The Adagio con molto espressione was played with aristocratic weight full of poignancy.It was this movement that a critic had said of Richter’s magical performance that it was inexistent but that was certainly not the case today.A beautiful cantabile on a throbbing bass making the sudden pianissimo of the central section so astonishing.There was elegance in the Menuetto and a fluidity of the trio that was in perfect harmony without any exaggeration.The gentle pastoral rondo was allowed to unfold so naturally contrasting with the drama of the central episode before the gentle fluidity of the final pages that flowed so easily from the hands of a true artist.

Beethoven’s Piano Sonata No. 11 in B flat major op 22 was composed in 1800, and published two years later. Beethoven regarded it as the best of his early sonatas, though some of its companions in the cycle have been at least as popular with the public.Sir Donald Tovey called this work the crowning achievement and culmination of Beethoven’s early “grand” piano sonatas. (The “grand” modifier was applied by Beethoven to sonatas with four movements instead of three.) Subsequent sonatas find Beethoven experimenting more with form and concept.

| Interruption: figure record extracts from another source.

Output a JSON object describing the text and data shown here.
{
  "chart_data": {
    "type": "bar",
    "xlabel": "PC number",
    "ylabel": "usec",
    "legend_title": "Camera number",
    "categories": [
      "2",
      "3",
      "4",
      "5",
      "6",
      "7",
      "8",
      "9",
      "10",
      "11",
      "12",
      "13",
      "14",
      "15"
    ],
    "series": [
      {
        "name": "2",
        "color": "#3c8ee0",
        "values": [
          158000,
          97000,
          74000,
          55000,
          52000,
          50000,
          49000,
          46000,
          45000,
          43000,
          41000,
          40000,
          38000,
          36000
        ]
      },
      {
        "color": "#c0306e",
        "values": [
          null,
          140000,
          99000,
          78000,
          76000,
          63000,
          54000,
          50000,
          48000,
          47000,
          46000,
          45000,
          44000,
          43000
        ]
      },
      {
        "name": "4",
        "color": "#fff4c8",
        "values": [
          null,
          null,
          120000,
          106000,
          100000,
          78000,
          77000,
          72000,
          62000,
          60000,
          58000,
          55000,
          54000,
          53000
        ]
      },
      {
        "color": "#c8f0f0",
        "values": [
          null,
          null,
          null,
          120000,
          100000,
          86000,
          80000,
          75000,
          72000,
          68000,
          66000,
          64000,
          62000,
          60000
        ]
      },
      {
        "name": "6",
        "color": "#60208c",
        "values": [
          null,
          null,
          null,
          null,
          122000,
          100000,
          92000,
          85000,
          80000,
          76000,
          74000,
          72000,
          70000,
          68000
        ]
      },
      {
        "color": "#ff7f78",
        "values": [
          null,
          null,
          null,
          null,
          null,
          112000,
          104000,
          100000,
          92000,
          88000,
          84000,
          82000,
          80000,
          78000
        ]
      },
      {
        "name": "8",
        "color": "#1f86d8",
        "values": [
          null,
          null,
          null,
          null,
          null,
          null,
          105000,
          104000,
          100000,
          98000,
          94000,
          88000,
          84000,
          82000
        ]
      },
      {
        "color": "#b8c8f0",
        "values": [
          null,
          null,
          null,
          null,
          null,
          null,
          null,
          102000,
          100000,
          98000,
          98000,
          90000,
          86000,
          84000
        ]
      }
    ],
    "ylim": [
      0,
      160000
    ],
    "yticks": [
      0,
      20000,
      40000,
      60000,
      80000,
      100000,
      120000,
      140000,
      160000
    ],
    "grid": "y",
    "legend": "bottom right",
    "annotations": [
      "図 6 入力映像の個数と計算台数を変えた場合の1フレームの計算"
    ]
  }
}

Born in London, British-Chinese pianist Noah Zhou has since established himself as one of the leading talents of his generation. He began learning piano at age 5 with Tra Nguyen before moving on to study with Hilary Coates. Currently, he holds the full fees Margaret Kitchin Scholarship at the Royal Academy of Music where he studies with the Emeritus Head of Keyboard, Christopher Elton. He is also generously supported by the Eileen Rowe Musical Trust, a fund headed by Vanessa Latarche, Head of Keyboard at the Royal College of Music. In 2018, Noah was awarded the prestigious Duet Prize for Best Young Instrumentalist by the Royal Philharmonic Society of Great Britain, before going on to be awarded the top prize at the first edition of Coach House Pianos’ UK National School Piano Competition a year later. He was awarded the Third prize and Bronze medal in Kiev at the 2019 International Horowitz Piano Competition (edition XII), where he was also awarded the Jury’s Special Prize for the best interpretation of a solo Ukrainian Work. Following this, he was invited to perform live on the Ukrainian Radio Channel ‘Aristocrat’, and his performance of Rachmaninoff’s Piano Concerto no. 2 was featured on national Ukrainian Television. Later that same year he was also named as one of six finalists in the Manchester International Concerto Competition (edition VI). Noah frequently performs in concerts, and has appeared at many venues all over Europe, including London’s St John’s Smith Square, Southbank Royal Festival Hall, BBC Hoddinott Hall and Steinway Hall (UK), Kiev’s Philharmonia Hall (Ukraine), Gothenburg’s Operan and Konserthuset (Sweden), Budapest’s Danube Palace (Hungary) and Bayreuth’s Steingraeber Kammermusik-Saal (Germany). He was worked with many orchestras, including the National Philharmonic Orchestra of Ukraine, the Danube Symphony Orchestra and the Manchester Camerata, and similarly has performed under the batons of conductors such as Vitaliy Protasov, András Deák, Ronald Corp and Stephen Threlfall. As a growing talent, Noah has also participated in the masterclasses of many eminent figures of the musical world, including Leonel Morales, Andreas Weber, Pavel Gililov, Barbara Szczepanska, Pascal Devoyon, Craig Sheppard, Stanislav Ioudenitch, Imogen Cooper and Andreas Froehlich, to name a few.